The company has witnessed a four times increase in lending services business and almost five times increase in warehousing services business over the past one year. The reason: Markets were shut and producers needed an avenue to store their produce and get money. Arya provides collateral-backed commodity financing to agricultural producers and buyers through its NBFC (non-banking finance company) subsidiary. On the financing side, it has so far disbursed loans of close to Rs 500 crore. The startup claims to have three million metric tonnes of storage capacity at 2,400 warehouses in 21 states. It raised $21 million in a Series B funding round in December last year.
Investors are, understandably, gung-ho. “As an investor, we are very optimistic about the agritech space. We are seeing good quality entrepreneurs focusing on specific problem areas in farming,” says Subhadeep Sanyal, Partner, Omnivore, an impact venture fund which invests in agritech startups. According to Sanyal, India has over 1,000 agritech companies, with most of them emerging in the last five years. The trigger is simple — Indian farmers don’t have access to reliable financial services, quality inputs, round-the-year irrigation and mechanisation support, according to a report by Omnivore and venture capital firm Accel released in December last year.
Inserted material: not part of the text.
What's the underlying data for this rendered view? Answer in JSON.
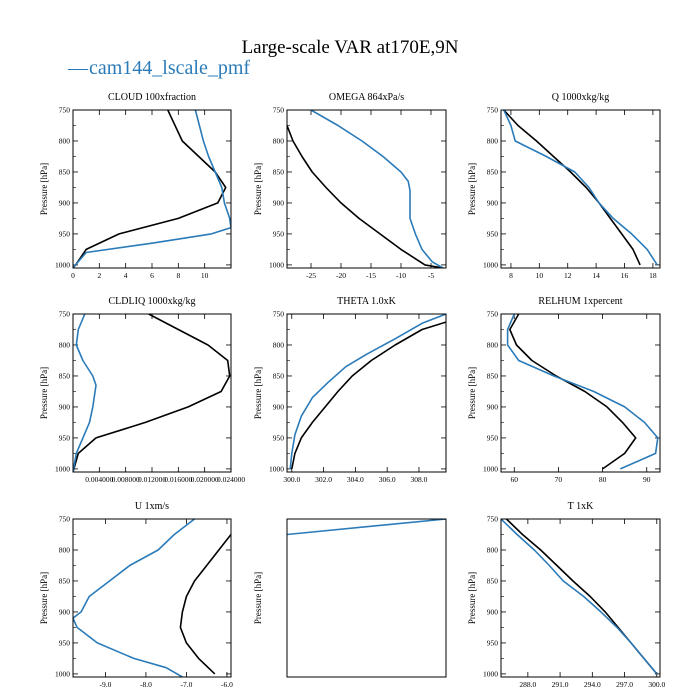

These are some of the issues that Chennai-based Aquaconnect is solving. It was started in 2016 to help aquaculture farmers improve productivity and market linkages through its AI-backed mobile application and satellite remote sensing technology. Among its offerings is an advisory service. While the AI technology captures real-time data, machine learning algorithms provide customised mobile alerts to improve farm productivity, water quality and feeding patterns for fish and shrimps. Its e-bidding platform helps farmers sell directly. It also has an e-commerce platform for aquafarming needs. “We provide free advisory through our app. We earn revenue by providing customised products, including probiotics, to improve the health of fish and shrimps, apart from ammonia reducers and oxygenation products. It is a brand-agnostic marketplace. We are like the Amazon and Flipkart of aquafarming,” says Rajamanohar Somasundaram, CEO and Founder, Aquaconnect.
Experts say increased penetration of smartphones and low cost of data are also the key factors driving the sector. According to estimates, over 30 million farmers use smartphones in the country. “We need more startups focusing on building tools that would help a farmer reduce cost of irrigation, pesticides and fertilisers,” says Sanyal, adding, “We have a widespread agricultural research system. But a lot of that doesn’t percolate down (to farmers). I think start-ups are a medium to take those technologies and adapt them to operational models.”
It seems the Indian startup system is set for the next big disruption.